My friend is in a physically abusive marriage. Photos of red marks on their body are saved in my phone. I've thought they were going to be murdered before. The thought has crossed their mind. Their wife constantly accuses them of cheating, among other things, because that's her idea of what a man does. She has stabbed their mattress when she was angry to "see what it feels like." They showed me a tiktok she sent them. It's a woman out in the woods captioned something like "burying him here so nobody will ever find him β₯οΈβ₯οΈ". This kind of memetic mean-girl feminist stuff has, as a part of the overall erosion of effective and principled feminist discourse, devolved into truly abusive personalities joking about harming men at its edges. This is rewarded and celebrated. My abusive ex did a lot of the same stuff. Would dig around these quasi-rad or outright radical feminist spaces to essentially find rhetorical ammunition to abuse me over. Then would fall back onto the plucky mean-girl feminist memes when I tried talking to her about the emotional and sexual abuse. I support mens rights to shut the fuck up. Same thing happens to my friend. Doesn't have anything to do with the actual person being hurt. It's just an expression of these gendered resentments. Spending time in communities literally listing off reasons for a woman to be angry at a man, and then taking that out on their partner. Happened to me. Happens to lots of people placed in the social role of "men." It makes a war-like philosophy out of gender. Turns it into an order of violence. Justifies violence.

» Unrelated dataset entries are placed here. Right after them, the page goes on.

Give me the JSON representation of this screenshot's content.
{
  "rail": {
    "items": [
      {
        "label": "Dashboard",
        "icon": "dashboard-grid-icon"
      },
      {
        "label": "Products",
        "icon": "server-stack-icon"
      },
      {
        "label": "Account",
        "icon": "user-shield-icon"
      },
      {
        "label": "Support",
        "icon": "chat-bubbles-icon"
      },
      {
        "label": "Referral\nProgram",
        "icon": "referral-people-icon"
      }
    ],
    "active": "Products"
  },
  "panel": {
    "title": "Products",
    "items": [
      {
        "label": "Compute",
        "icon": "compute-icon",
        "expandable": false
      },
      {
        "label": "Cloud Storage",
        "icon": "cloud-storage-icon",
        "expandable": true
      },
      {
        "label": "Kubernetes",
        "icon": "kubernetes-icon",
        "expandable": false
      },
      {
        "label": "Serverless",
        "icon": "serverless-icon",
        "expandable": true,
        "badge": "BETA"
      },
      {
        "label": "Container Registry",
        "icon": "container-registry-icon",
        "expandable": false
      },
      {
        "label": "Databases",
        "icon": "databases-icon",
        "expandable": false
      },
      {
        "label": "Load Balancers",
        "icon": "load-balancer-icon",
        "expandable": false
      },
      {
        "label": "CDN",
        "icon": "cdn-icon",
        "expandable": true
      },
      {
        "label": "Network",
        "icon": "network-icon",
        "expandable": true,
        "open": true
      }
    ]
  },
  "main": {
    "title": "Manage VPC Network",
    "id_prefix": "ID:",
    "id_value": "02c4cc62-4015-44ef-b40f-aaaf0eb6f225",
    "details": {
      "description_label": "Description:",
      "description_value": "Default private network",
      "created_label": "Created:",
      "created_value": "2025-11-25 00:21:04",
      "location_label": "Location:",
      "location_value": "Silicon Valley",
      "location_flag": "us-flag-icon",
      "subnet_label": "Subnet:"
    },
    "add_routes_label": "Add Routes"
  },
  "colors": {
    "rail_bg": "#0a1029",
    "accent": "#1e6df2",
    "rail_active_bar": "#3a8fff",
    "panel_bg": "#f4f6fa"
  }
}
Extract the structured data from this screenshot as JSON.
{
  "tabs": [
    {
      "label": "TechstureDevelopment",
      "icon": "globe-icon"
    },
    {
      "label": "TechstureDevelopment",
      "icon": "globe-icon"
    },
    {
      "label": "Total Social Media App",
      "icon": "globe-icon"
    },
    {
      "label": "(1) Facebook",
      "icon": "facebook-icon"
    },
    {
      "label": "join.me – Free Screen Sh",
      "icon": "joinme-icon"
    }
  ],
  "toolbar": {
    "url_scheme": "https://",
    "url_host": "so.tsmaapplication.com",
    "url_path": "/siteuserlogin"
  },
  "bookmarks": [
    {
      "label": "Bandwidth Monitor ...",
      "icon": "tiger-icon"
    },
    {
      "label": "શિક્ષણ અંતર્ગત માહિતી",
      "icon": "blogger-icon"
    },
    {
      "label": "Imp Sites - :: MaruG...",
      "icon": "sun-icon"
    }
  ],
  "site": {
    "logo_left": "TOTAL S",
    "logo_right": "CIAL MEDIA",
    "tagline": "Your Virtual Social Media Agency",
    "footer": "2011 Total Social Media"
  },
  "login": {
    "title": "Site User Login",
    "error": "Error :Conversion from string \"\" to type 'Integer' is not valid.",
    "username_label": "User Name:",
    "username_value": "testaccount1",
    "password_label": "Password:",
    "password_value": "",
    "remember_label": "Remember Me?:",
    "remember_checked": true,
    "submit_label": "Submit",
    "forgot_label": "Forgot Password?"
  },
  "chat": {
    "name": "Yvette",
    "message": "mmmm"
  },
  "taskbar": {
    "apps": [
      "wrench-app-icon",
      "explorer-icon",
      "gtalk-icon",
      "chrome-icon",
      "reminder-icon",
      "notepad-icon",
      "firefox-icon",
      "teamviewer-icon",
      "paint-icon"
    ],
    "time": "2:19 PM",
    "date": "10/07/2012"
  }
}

I recently saw a post going around here about how men suffer abuse so rarely that there's no reason to adjust language about intimate partner abuse to include men. That the suggestion is simply men being big babies and trying to reframe every conversation to be about them. That my experience -- that my abuse on the basis of my perceived manhood, no less -- is literally a marginal experience, an outlier that shouldn't be incorporated in the conversation about other people going through the same things I did. That it just isn't deserving of discussion or concern. And it was being shared by mutuals, long time mutuals, people I respect and enjoy. People who are better than that. This isn't something that makes people irredeemable monsters. I don't want their heads on spikes. But this kind of cruelty is horrifyingly common.
In the end, this is the cost of harshly reifying gender. Resenting men as a class grows into a social infrastructure to justify and even gamify abuse. It becomes fun. It becomes jokes. It becomes blood for blood. There's a perceived justice to the suffering being doled out to the supposed abuser class. And, in doing so, patriarchal masculine standards are recreated and maintained. The abuse is perpetual. Men are belittled for having feelings about the way they're treated, for trying to talk about their emotions, and they are continually expected to simply bear the burden of abuse and not complain. The masculinized body and spirit is a vessel of abuse. This is its purpose.